Again, I think there needs to be some system for viewers to seed persistently. Even something as simple as some javascript where the like button copies you a magnetic link to whatever resolution of the video you just watched would improve things. If normal torrent clients then had a dismiss after age or seed ratio toggle on each torrent, that'd be half the battle. Obviously it'd be better if the everything talked to each other and operated seemlessly, but even a rough version would improve things.

I myself care 0 about resolution. And yeah, a lot of times videos are listened to instead anyways.

So? There isn’t anything on YouTube that is a must watch.

Yes. Thats the issue, theyre way too damn big.

However, a simple easy to use video platform still seems impossible right now. Peertube is beyond the technical know how of a lot of folks who want to make videos.

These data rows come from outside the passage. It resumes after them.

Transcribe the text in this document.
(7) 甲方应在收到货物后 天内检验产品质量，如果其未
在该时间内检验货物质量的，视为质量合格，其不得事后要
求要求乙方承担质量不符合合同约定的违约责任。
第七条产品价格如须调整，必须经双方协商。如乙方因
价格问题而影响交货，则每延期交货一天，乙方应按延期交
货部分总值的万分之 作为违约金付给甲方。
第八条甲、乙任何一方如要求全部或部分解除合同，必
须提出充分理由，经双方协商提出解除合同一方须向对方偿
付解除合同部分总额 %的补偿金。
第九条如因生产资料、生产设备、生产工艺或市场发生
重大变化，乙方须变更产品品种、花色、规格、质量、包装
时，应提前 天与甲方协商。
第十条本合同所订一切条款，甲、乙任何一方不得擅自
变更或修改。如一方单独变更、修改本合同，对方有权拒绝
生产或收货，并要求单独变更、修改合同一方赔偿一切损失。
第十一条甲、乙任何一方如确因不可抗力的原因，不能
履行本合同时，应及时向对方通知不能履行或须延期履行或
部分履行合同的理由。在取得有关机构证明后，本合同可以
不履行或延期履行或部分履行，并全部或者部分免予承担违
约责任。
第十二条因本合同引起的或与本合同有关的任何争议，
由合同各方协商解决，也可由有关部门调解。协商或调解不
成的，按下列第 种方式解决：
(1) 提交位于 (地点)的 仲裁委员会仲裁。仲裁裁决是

Could you just tell us what this is about? I started watching the video but am 100% lost. Nowhere is anything explained. We're just dropped into something.

Oh no problem. I made this kind of quick to get it out there, thats why i tried to preface with "I'm not sure if anyone is following the series .."

Long story short , Ben is trying to get $200k worth of Lego's back for this 87 year old man in bad health that sold them on consignment with a contract to Bricks n minifigs. Seems like not a huge deal right? Tell them (BAMF) to give the Lego's or money back, because otherwise they are literally stealing from an 87 year old man and breaching a legal document.

However, it gets DARK. The store owner and CEO are in deep with the Utah mormons and the police department, and the corruption is insane. They (police) were illegally tracking Ben (likely using flock cameras) , constantly doing illegal traffic stops on them for no reason, searching them for heroin for 3 hours because the bricks n minifigs store owner told the cops they had drugs (total lie ofc. None of them do drugs), it even came to the point of them getting SWATTED and being brought to jail for starting a gofundme. Also, police muting/covering their body cams while discussing that nothing Ben is doing is illegal, but they need to find a way to arrest him anyways.

Then, the BAMF corporate is doing everything they possibly can to defame Ben and get his videos deleted so it can all blow over (in a letter from BAMF to their employees they say "our PR team says the internet usually forgets about things like this in 5 to 7 days")

Then, YouTube is putting random blurs on bens video in random spots and they refuse to remove it. And then telling Ben to delete it and reupload (thereby losing millions of views)

I don't know about you, but it sure sounds like someone with big corporate pockets is driving YouTube to do this (because BAMF themselves said they want to stomp out all the media coverage of this by getting Bens videos deleted, in short)

Not to mention, Ben has infiltrated Scientology ceremonies in the past to show their disgusting behavior, so who the heck knows what kind of evil deeds could be going on to get him arrested.

Just seeing this level of injustice is driving me to be even more privacy conscious. This awful use of tech is what drives a lot of the power the police and corporations have and it needs to stop. It goes wayyy deeper than just Lego.

I do highly recommend watching all of Bens videos on the matter. Of course, he makes it a little "cinematic " for viewers but that doesn't change the core outright corruption of all of it.

Is this in the US or Canada? Must be US, right? It seems like more than just big tech. Has this Ben character thought of uploading to peertube? Then random blurring and take downs wouldn't happen.

Yeah US (land of corruption)

Yea, I wish there was a better platform but at least peertube exists. I can't say ive ever found a video on there myself.